En la Calle 8, cafés y aceras se han convertido en espacios de discusión constante. “Yo quiero que Cuba sea libre también”, expresan algunos residentes, que aseguran que la isla ha sufrido durante décadas y que un eventual colapso del apoyo venezolano podría acelerar cambios políticos en La Habana.
El tema cobra fuerza tras declaraciones del presidente Donald Trump, quien afirmó que Cuba difícilmente podría sostenerse sin el petróleo venezolano, del que ha dependido por años. En la misma línea, el secretario de Estado Marco Rubio advirtió que el Gobierno cubano enfrenta serias dificultades económicas.

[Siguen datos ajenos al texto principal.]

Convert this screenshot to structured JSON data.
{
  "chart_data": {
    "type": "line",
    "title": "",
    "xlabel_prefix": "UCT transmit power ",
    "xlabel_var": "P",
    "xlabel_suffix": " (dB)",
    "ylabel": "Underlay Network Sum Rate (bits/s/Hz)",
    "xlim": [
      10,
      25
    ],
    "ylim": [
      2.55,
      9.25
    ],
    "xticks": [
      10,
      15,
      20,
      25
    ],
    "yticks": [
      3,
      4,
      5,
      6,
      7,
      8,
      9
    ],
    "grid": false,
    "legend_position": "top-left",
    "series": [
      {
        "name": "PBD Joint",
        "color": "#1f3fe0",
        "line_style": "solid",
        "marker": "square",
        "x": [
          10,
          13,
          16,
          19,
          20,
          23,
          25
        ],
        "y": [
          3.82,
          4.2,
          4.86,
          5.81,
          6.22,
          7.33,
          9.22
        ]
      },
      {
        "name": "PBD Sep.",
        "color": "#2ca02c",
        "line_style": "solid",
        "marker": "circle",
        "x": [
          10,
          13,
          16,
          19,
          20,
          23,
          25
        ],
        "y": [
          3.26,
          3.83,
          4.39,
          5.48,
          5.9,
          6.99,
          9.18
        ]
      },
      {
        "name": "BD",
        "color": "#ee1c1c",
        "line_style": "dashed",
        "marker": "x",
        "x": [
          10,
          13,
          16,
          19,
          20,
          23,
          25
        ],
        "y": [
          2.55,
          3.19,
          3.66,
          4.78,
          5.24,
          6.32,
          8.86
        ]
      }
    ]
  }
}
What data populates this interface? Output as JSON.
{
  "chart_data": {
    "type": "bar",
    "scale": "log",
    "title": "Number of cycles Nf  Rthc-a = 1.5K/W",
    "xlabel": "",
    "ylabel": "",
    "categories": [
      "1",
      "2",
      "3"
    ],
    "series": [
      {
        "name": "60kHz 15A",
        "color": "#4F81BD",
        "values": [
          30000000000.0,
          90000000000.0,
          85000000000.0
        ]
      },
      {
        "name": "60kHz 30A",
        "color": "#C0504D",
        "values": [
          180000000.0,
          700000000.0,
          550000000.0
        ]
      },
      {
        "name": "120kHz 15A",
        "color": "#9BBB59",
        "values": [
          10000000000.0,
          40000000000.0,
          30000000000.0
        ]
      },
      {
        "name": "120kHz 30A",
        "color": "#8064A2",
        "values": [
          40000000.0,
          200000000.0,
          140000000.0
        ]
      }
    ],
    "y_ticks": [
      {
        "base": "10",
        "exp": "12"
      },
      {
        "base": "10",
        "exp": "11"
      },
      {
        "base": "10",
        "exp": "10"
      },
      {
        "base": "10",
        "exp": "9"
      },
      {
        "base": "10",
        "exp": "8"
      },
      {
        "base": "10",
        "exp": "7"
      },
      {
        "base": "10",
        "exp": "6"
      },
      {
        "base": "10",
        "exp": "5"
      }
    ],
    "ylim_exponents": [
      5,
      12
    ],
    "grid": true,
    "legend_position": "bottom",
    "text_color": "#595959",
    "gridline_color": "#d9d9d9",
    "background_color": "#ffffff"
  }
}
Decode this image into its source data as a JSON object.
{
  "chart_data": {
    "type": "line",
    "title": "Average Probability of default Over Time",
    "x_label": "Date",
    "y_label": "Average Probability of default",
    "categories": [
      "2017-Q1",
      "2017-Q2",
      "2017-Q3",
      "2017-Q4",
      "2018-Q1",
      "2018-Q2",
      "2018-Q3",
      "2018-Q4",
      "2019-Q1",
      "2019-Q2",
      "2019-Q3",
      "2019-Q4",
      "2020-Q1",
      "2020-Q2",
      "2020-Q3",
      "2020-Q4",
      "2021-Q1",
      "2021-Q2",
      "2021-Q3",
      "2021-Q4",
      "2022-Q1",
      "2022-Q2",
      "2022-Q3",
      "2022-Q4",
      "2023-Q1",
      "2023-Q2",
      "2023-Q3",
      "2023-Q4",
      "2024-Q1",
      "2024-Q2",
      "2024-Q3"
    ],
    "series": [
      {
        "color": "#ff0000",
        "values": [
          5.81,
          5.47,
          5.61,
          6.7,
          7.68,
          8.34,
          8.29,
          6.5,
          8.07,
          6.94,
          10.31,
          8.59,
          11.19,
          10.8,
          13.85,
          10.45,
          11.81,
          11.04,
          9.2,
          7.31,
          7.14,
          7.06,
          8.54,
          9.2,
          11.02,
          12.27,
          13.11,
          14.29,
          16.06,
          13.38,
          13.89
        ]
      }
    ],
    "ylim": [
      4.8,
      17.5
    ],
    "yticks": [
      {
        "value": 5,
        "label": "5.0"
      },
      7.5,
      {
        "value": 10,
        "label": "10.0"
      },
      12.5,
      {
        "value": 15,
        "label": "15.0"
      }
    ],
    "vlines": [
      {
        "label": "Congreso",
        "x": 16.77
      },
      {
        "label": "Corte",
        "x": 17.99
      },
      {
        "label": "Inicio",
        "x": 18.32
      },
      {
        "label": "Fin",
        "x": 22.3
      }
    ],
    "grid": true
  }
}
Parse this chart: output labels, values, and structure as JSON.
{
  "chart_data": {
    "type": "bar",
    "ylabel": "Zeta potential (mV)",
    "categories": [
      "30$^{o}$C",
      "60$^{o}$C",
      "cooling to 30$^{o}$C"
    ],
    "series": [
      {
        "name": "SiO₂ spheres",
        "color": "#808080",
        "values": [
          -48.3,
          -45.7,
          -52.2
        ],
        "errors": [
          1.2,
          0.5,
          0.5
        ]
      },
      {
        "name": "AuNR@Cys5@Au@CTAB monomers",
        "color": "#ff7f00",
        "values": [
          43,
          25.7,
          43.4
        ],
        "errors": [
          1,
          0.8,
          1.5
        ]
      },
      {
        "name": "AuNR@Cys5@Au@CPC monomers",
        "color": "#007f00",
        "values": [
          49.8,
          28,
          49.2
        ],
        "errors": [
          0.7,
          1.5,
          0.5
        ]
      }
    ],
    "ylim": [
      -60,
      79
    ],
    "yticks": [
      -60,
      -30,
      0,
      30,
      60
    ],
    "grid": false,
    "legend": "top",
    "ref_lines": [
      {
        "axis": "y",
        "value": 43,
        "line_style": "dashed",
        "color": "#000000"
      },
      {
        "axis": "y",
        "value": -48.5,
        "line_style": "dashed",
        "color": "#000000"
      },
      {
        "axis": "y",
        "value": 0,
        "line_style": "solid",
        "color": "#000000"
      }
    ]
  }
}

Pese al deseo de un cambio político, muchos cubanos rechazan una intervención militar directa. “Yo no estoy de acuerdo con los bombardeos, porque todo el mundo tiene familia”, dijo uno de los entrevistados, reflejando el temor a que un conflicto armado agrave la situación humanitaria de la isla.
Según datos oficiales, más de 1.8 millones de cubanos residen en Florida, muchos con décadas fuera de su país, pero atentos a cada giro político en la región. Para algunos, la caída de Maduro reaviva una esperanza largamente postergada; para otros, el escepticismo persiste tras años de ожидar un cambio que no llega.
Mientras tanto, el presidente cubano Miguel Díaz-Canel reiteró que no permitirá que la alianza entre Cuba y Venezuela se derrumbe sin resistencia, subrayando la tensión regional que se mantiene viva. En Miami, el sentimiento dominante sigue siendo una mezcla de ilusión contenida y prudencia, a la espera de señales claras sobre el futuro de Cuba.